The film starts out with a scene, Van Helsing killing Count Dracula, that obviously been clipped from a previous film and tacked onto this one. Once they established the fact that ol' Dracula is kaput, they set about trying to bring him back to life in swingin' 1970's London. When the credits finish rolling we're treated to a scene inside a house where a bunch of groovy hip 30 year old teenagers are grooving to a rock band while snooty blue bloods with gray hair look on in horror. They quickly zero in on the main group of kids that the film revolves around, among them a young male character whose last name is Alucard (It's Dracula backwards! Get it?) and Van Helsing's great grand daughter, played by Stephanie Beacham who had some gravity defying breasts back in those days, and who sports the one of the worst hair cuts in the history of British cinema. On the plus side it also features the wildly sexy Caroline Munroe.

Beacham and her pals want nothing more than kicks, booze, dancing, music, and to wear bad clothes while sporting horrendous hairdos and side burns that would make Chester A. Arthur ashamed of himself. They let Alucard talk them into a black mass that will raise Dracula from the dead. The mass works, Munroe gets bitten and dies, and once the cops bring in Beacham's granddad, Van Helsing's grandson, played by a sallow looking Peter Cushing, things really get going.

Of course they get Dracula in the end and Beacham and her fine boobs don't go to the dark side. It's all pretty formulaic but it's fun. I loved the lengths they went to to try and cover Beacham's gawd awful shag haircut. The clothes and cars were a hoot as well.
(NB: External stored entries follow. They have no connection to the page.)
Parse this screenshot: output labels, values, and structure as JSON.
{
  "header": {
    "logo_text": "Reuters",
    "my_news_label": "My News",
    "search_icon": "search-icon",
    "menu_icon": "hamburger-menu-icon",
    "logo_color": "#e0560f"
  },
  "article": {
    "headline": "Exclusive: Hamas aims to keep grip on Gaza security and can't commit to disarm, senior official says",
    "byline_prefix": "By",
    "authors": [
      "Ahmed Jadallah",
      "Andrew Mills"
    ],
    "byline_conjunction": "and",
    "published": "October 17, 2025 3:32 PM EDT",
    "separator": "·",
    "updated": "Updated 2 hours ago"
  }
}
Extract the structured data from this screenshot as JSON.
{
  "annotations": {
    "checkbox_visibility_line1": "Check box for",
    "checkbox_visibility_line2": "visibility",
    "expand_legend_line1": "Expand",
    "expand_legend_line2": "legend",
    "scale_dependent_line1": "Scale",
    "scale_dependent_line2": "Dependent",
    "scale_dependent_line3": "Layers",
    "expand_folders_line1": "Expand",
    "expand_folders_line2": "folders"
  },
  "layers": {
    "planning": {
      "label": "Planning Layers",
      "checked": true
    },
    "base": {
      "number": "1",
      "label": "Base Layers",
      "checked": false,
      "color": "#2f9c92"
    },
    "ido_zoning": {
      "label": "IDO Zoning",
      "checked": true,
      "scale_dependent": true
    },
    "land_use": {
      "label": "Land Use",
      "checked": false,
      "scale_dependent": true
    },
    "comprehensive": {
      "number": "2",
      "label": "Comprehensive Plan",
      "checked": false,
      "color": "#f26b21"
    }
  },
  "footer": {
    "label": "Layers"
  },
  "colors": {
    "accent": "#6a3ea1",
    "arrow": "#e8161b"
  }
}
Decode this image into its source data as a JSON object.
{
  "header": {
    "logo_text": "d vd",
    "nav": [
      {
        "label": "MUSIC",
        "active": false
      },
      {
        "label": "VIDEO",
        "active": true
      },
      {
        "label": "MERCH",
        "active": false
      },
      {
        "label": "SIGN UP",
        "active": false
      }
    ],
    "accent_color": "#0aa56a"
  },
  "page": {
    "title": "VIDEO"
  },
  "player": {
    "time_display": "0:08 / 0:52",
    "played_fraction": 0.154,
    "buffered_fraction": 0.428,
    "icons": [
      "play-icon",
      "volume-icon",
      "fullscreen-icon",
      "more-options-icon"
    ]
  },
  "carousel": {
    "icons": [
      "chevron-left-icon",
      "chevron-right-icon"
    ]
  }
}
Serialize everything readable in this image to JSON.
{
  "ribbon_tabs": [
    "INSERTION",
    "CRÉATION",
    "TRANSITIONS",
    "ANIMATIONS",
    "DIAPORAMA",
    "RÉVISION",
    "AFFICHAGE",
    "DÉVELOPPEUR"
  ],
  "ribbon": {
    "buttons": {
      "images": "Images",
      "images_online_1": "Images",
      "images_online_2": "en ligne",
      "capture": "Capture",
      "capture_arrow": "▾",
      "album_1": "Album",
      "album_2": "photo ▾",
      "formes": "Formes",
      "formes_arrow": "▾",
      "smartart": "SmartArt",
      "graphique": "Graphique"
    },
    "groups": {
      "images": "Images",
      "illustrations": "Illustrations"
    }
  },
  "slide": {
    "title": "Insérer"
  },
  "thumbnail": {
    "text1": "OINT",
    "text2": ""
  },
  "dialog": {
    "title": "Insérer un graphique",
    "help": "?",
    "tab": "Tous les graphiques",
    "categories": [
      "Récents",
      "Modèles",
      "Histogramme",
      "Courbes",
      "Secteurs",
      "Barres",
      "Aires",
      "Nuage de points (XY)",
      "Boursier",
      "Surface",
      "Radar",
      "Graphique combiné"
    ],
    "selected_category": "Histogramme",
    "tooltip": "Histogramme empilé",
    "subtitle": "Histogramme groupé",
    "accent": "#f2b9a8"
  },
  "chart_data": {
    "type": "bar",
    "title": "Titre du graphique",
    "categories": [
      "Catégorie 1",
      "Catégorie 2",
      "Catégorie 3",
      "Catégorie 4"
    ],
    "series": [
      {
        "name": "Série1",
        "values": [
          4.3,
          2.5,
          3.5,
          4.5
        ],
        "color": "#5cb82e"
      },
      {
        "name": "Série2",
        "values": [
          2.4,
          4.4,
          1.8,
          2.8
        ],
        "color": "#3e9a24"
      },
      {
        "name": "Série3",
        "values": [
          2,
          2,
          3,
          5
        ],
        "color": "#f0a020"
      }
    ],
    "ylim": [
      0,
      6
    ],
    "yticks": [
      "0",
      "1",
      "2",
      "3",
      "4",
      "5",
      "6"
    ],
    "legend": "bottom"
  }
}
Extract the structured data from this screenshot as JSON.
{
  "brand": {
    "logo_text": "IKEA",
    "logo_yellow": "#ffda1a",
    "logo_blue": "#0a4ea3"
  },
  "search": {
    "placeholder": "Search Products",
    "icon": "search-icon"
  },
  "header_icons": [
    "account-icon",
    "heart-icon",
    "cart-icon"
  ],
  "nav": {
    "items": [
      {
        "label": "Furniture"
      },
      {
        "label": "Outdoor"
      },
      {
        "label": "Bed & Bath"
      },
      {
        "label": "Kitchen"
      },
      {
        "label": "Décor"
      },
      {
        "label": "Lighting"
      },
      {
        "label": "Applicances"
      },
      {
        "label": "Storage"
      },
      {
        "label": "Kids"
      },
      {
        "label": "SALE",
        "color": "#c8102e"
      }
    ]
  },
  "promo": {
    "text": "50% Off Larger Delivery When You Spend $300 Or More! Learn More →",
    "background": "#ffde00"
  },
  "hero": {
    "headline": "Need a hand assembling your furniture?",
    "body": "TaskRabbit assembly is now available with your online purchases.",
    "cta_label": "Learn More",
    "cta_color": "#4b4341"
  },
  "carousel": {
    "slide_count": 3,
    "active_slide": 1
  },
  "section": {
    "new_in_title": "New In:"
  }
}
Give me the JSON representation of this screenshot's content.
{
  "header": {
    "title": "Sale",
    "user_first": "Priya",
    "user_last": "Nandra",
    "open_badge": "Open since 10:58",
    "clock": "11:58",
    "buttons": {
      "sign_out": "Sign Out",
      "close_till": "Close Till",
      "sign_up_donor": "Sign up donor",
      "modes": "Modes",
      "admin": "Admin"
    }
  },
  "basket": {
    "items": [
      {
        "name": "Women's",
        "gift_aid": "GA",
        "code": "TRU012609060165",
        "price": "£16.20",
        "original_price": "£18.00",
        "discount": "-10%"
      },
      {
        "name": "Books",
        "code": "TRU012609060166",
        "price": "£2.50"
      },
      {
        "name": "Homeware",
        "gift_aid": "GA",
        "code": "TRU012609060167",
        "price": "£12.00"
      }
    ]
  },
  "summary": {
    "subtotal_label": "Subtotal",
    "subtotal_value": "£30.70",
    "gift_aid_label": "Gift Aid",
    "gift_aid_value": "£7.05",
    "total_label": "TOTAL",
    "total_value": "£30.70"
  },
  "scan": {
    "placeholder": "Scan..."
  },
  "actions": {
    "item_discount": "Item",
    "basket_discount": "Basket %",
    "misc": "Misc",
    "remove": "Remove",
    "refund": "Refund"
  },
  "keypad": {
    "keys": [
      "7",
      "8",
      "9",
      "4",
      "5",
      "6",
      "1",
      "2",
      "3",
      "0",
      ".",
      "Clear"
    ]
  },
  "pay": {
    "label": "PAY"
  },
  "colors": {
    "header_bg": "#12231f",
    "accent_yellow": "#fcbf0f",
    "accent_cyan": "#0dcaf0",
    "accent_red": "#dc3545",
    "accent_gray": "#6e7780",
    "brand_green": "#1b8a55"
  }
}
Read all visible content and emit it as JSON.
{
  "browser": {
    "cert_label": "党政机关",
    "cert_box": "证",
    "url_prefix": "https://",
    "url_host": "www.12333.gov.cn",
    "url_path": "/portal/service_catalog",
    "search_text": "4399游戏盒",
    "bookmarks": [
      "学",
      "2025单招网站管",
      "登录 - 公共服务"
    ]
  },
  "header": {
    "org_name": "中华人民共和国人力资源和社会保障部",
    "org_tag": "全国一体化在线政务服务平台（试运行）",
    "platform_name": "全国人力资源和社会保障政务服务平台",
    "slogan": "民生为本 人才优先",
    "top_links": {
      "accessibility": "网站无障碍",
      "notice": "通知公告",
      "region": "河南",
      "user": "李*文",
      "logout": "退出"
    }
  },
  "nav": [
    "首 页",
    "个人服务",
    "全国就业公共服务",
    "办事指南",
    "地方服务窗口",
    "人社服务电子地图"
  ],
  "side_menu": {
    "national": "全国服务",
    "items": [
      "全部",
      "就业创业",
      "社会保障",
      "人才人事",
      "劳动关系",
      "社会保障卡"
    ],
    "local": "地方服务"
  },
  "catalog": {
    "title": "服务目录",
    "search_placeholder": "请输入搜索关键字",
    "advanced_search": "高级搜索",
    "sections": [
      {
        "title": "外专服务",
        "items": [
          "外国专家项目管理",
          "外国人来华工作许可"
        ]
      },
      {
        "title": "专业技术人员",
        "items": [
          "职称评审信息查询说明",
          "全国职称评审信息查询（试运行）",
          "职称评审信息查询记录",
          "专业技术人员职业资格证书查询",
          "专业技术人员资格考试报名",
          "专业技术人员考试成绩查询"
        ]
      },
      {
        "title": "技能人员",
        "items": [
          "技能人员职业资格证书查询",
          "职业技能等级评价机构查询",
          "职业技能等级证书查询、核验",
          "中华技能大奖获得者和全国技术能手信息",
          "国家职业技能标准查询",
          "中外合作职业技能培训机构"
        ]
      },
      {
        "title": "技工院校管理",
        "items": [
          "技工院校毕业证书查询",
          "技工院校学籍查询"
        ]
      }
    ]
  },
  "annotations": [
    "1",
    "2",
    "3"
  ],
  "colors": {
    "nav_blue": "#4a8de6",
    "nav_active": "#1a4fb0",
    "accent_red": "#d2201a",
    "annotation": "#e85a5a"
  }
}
And perhaps the best thing about this film was the opening scene where the oldest teens in the world are grooving to the swinging sounds of the now forgotten rock band Stoneground. If you're looking for an hour and a half of cheesy horror, bad clothes, sexy women, and old dudes fighting it out, then this film is for you. I recommend it but I'm warning you it's cheesy as all get out.

I saw The General back when it first came out on VHS years ago and I recalled really liking it back then in the late '90's. I especially liked Brendan Gleeson's performance. I watched it again the other night and while I still liked it very much, I couldn't but think that deep down, no matter the amount of mythologizing and trying to make Martin Cahill look like a modern day Irish Robin Hood, he was nothing more than a criminal who gamed the system.

Cahill was a well known criminal who was famous for never doing a crime that he hadn't meticulously planned out. As time went on and his legend grew his crimes grew bigger and more audacious. And the response to them by the Irish police, known as the garda, grew more audacious. As happens to most all well known criminals, Cahill took one step too far, he tried to sell stolen paintings to the Ulster Volunteer Force, a Protestant paramilitary group that was at war with the IRA. When the IRA found out that he was selling them the paintings so they could resell them to buy more weapons to use against them, the IRA, as is the common thinking, had Cahill murdered. This film purports to tell Cahill's story from his beginnings as a petty thief up to the day the IRA had him whacked.

I still loved Gleeson's performance as Cahill and I really loved Maria Kennedy Doyle as his wife and Angeline Ball as her sister and Cahill's lover. Both women play tough roles with a great deal of tenderness. The rest of the cast is good as well, although Jon Voight appears to be out of his element. His accent isn't up to par and he looks out of place, although I'm sure director John Boorman cast him in order to secure financing.

As I said, I liked the film upon seeing it this my second time, but I had a few problems with it. The glorifying of the life of a common criminal is one problem and the other is Boorman makes it look like the garda was in collusion with the IRA in Cahill's murder.

All in all though, I recommend this film based purely on the performances of Brendan Gleeson and Maria Kennedy Doyle. They alone make it all worthwhile.